I am digressing (it’s summer so that’s allowed) and of course this wasn’t what my colleague was implying at all. In didactic terms, authentic can be taken to mean a text written for some (any?) purpose other than teaching. The opposite in this case would be contrived  = written for teaching purposes. That’s one way of looking at it. But when one writes and teaches it seems to me that it’s not quite so clear cut. I do a writing class based on James Thurber’s wonderful short story. The Unicorn in the Garden in which we look at the model before adapting it for our own writing purposes. I have written a short story entitled Doolally inspired by this and here is the lesson plan from that story.

Sometimes I write texts for no reason at all and end up using them for teaching purposes (with or without adapting).  And in my last couple of posts I wrote short texts that came into being because I was thinking about encouraging learners to use colour in their writing. In this way lines between teaching material and writing become increasingly blurred.

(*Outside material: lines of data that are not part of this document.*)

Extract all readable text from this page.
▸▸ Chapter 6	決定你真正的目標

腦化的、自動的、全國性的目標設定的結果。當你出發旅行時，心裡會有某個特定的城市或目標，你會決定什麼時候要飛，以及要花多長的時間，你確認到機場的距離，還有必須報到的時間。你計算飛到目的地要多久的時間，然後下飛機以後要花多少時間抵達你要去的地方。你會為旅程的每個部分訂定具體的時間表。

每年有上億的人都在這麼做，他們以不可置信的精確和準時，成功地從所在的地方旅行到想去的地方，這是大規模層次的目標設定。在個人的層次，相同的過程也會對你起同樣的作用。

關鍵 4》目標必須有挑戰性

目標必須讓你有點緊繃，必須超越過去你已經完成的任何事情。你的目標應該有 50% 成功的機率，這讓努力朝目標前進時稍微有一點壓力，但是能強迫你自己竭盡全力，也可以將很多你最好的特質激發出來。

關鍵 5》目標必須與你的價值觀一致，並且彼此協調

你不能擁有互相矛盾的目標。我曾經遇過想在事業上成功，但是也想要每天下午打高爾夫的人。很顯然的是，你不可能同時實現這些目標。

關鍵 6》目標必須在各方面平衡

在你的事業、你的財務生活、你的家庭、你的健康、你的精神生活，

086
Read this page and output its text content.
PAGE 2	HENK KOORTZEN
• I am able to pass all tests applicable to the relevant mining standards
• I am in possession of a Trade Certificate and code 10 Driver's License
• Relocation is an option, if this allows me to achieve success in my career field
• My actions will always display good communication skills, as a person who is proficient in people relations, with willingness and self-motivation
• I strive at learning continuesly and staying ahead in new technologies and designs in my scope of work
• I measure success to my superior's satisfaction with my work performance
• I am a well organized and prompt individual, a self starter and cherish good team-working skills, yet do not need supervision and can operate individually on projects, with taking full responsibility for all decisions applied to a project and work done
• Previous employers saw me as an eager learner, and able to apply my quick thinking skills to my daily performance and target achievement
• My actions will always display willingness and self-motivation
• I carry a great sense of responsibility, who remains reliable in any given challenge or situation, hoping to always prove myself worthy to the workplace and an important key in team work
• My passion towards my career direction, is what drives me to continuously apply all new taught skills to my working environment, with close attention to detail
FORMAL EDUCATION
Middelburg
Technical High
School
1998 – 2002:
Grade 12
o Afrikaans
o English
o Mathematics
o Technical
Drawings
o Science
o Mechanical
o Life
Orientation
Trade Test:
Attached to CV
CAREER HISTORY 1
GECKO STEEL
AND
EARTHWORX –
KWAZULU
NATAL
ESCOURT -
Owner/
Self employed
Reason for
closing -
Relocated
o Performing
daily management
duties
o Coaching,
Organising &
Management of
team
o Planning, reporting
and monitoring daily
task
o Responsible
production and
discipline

So where does that leave me? To try and clarify my thoughts I turned to an informative article:

by Alex Gilmore, in which the author traces the history and debate between authentic and contrived teaching materials.  In this article he provides eight different definitions of authenticity and chooses to work with the definition of Morrow (1977: 13): ‘An authentic text is a stretch of real language, produced by a real speaker or writer for a real audience and designed to convey a real message of some sort.’ Whilst the skill of creating and writing teaching material can be useful to a teacher, a more important skill is being able to choose material (authentic or not) adapted to a particular classroom context.  However, I do agree with Alan Maley when he says that in the creative writing classroom in particular, teachers’ participation in creative writing can be particularly enriching, not only to keep our English ‘fresh and vibrant’ but also because of the ‘power of the teacher as a model and co-writer’. The idea of co-writing is important to me and one that I try to apply when writing creative feedback to students’ texts.

In his review on Authenticity in Materials Development for Language Learning, (eds) Alan Maley & Brian Tomlinson (2018), Rod Bolitho points out that Maley’s conclusion underlines ‘the need to remember that teaching and learning is an interpersonal encounter in which authentic and genuine behaviour on both sides is ultimately more important than any materials’. Wise words indeed and ones that I will bear in mind as I start trying to analyse the way in which teacher, students and texts interacted in this year’s blogging course. This with the aim of making instruction, learning and maybe even language development increasingly pleasurable and efficient.